Below, $\alpha$ is a countable p.r.-closed ordinal $>\omega$.
Let $\mathcal{L}_\alpha=\mathcal{L}_{\infty,\omega}\cap L_\alpha$ (note that this is not the same as $\mathcal{L}_{\omega_1,\omega}\cap L_\alpha$ since elements of the latter are explicitly countable). By the Barwise completeness theorem if $\alpha$ is admissible or a limit of admissibles the set of $\mathcal{L}_\alpha$-validities is definable in $L_\alpha$ - indeed, it's $\Sigma_1$ over $L_\alpha$ - the point being that we have a good notion of proof.

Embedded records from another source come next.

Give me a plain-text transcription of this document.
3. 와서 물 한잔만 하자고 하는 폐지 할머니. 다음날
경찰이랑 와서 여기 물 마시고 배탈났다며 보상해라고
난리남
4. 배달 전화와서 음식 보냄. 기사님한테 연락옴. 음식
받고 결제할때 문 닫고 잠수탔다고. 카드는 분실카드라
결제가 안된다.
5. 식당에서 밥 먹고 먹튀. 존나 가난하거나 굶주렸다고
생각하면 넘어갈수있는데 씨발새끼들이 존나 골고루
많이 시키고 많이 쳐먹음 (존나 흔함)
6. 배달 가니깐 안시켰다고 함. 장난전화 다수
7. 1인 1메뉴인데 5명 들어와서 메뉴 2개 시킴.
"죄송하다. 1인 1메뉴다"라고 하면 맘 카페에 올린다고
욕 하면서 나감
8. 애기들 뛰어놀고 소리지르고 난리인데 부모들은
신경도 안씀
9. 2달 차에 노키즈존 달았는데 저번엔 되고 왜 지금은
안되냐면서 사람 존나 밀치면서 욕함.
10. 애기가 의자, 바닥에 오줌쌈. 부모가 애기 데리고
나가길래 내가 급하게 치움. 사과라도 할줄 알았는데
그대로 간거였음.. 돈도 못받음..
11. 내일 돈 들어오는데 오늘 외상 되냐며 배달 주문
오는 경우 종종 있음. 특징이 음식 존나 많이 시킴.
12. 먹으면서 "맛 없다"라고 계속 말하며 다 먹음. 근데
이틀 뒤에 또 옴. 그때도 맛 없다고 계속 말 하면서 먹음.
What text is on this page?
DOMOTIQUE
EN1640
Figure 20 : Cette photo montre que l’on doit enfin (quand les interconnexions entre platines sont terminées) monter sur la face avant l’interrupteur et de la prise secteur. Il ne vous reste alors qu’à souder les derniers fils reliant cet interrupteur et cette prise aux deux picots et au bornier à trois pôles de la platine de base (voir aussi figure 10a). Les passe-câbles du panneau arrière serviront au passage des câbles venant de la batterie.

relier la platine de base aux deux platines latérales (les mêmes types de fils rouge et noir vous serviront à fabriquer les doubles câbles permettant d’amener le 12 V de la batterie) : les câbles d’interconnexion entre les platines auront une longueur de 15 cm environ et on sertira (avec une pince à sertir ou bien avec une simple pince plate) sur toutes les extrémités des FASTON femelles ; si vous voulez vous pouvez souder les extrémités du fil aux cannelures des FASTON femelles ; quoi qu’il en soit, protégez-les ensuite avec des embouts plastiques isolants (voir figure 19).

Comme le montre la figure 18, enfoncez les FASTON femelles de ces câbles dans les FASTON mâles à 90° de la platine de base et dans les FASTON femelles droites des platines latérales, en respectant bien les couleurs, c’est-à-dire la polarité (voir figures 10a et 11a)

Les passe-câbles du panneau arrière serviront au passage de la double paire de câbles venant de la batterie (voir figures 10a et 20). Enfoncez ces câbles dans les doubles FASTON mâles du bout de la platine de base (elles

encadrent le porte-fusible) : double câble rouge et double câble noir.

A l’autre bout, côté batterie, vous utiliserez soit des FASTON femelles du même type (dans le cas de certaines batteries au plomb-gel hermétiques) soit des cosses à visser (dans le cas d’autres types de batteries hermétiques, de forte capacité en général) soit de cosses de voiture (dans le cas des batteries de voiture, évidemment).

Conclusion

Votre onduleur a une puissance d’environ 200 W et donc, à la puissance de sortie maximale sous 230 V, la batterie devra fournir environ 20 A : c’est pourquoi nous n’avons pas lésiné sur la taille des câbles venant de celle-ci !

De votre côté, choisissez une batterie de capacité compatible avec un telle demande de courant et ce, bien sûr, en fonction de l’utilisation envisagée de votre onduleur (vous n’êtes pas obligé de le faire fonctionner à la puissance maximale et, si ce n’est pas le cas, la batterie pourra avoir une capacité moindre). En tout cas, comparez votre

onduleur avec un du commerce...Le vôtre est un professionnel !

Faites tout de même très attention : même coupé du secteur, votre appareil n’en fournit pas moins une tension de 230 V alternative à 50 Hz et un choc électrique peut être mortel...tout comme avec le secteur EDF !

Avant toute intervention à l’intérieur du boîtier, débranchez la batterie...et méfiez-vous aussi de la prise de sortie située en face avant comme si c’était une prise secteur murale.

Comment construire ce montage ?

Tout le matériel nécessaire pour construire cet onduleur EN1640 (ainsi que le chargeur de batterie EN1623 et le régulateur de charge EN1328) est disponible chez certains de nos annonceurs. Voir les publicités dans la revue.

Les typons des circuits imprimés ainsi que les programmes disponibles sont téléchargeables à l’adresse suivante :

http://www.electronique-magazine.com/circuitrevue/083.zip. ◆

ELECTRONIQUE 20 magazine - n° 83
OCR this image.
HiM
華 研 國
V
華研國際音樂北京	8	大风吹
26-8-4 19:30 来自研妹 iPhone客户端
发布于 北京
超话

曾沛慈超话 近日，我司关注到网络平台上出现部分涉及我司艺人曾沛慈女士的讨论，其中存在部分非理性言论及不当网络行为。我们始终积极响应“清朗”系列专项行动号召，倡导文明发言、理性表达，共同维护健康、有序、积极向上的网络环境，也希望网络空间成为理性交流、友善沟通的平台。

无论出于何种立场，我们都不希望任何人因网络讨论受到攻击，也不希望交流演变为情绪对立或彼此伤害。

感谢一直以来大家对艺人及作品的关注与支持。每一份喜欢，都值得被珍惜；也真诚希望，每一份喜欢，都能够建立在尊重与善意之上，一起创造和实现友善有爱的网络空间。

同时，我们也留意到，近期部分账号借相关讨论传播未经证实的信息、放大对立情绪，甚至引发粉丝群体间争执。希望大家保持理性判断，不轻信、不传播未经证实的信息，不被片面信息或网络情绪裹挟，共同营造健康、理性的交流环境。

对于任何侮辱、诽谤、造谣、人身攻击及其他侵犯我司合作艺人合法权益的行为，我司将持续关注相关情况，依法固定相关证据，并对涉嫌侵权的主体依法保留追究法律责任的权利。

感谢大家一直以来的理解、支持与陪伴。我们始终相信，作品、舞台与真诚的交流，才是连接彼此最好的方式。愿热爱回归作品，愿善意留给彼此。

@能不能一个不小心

However, if $\alpha$ is neither admissible nor a limit of admissible this argument breaks down. For some such $\alpha$ the result still holds, e.g. if $L_\theta$ is interpretable in $L_\alpha$ where $\theta$ is the next admissible above $\alpha$ (and in particular whenever the supremum of the $\alpha$-recursive ordinals is admissible), but that seems rather rare (e.g. club-many countable ordinals are non-Gandy).
My question is:
For which $\alpha$ is $\mathcal{L}_\alpha$-validity definable in $L_\alpha$?
(I'd also be interested in the finer-grained question of $\Sigma_1$-definability; for what it's worth, I'm not sure which is harder.) "Obviously" this should fail for most $\alpha$ ... but at present I don't even have an example of a single $\alpha$ for which it fails!
Closely related is the following question:
Supposing $\varphi\in\mathcal{L}_\alpha$ is a validity, how high up in the $L$-hierarchy do I have to look to find a proof of $\varphi$?
I suspect the answer to this question is not in general "unboundedly high below the next admissible."